Too many wires, and not very effectivley used.  Suppose you spent the
same amount of money on a different network which gave you twice the
bandwidth for most of your applications.  Would the N-cube still make
sense?  The nice thing about the TOTALLY connected topology is that
EVERY other topology is embedded within it, but no one seriously
considers wiring up a totally conneccted network with a million
processors in it.  (10^12 wires?)

>> I suspect that the real reason that people are building N-cubes instead
>> of skewed rings, minimum spanning trees, or some other topology, is that
>> computer scientists have a bias towards binary representations of
>> things, and the cube topology is nice and binary, and because routing is
>> so easy.
>Admittedly the routing is easy, this is one of the reasons for the cubes
>attractiveness.  The real reason for the interest in it however is it has
>a genuine bandwidth edge over the other topologies.

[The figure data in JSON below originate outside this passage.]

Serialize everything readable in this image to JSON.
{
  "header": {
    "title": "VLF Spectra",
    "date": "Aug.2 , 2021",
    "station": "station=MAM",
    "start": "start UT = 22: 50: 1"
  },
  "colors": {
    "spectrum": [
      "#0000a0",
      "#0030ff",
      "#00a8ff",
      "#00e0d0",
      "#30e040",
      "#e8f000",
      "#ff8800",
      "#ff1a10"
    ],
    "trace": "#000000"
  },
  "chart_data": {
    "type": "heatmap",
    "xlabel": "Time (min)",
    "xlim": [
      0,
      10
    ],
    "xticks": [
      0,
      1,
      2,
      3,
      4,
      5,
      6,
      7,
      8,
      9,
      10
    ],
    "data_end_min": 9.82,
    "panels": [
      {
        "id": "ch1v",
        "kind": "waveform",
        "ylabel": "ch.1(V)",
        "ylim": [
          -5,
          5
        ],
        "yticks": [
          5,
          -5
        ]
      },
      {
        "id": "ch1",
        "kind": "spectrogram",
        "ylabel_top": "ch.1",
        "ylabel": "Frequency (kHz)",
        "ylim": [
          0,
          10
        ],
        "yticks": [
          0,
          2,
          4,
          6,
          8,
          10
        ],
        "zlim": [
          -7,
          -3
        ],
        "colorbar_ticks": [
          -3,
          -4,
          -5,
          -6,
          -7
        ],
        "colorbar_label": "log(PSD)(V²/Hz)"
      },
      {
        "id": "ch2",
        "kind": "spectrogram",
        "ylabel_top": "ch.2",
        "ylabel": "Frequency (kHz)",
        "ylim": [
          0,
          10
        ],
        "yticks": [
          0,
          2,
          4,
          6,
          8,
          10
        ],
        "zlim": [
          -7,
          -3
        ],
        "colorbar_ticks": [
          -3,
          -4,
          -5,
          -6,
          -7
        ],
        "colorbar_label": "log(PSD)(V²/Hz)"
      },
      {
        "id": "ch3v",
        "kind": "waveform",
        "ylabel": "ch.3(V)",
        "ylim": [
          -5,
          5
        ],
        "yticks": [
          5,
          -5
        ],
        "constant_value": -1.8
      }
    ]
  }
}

That is not really true.  One of the topologies mentioned in this
discussion (somewhere in an earlier posting) is the $k$-shuffle.  This
network achieves better bandwidth by decreasing the distance between
nodes in the graph, by using the same degree of vertices, and
using about the same number of wires as a cube.  $k$-shuffles are just
harder to understand:

  Write your address in base $k$.

  Now take this address and shift it left one digit (i.e. $\log k$ bits)
Now add any number from $0$ to $k-1$ to the number, and your original
processor is connected to that processor.

  If there are $n$ processors in the system, then the maximum distance
between two processors is $log n / log k$.  For 64K procesors in a
16-shuffle (which uses the same number of wires as a 64K 16-cube), the
maximum distance between two processors is 4 jumps (compared to 16 jumps
for the cube).  This means that there are likey to be only a quarter as
many conflicts, which increases the bandwidth.  If you actually had some
problem which only did nearest neighbor communication in an n-cube, we
could run your program almost as quickly on the k-shuffle topology,
because at worst there would be a four processor jump to perform your
communication (instead of one jump).  Very few programs actually use the
n-cube directly (although there are a few (e.g. subcube induction to
count the number of processors in a given state - [D.P. Christman,
"Programming the Connection Machine", MIT masters thesis, January,
1984])) And for most programs the $k$-shuffle will be at least as good.
Routing can be tricky for a $k$-shuffle.  There are topologies with even
better bandwidth which do have easy routing.


Happy connections.
 -Bradley
-- 
bradley@think.uucp  (i.e. {decvax!cca,ihnp4!mit-eddie}!think!bradley)
bradley@THINK.ARPA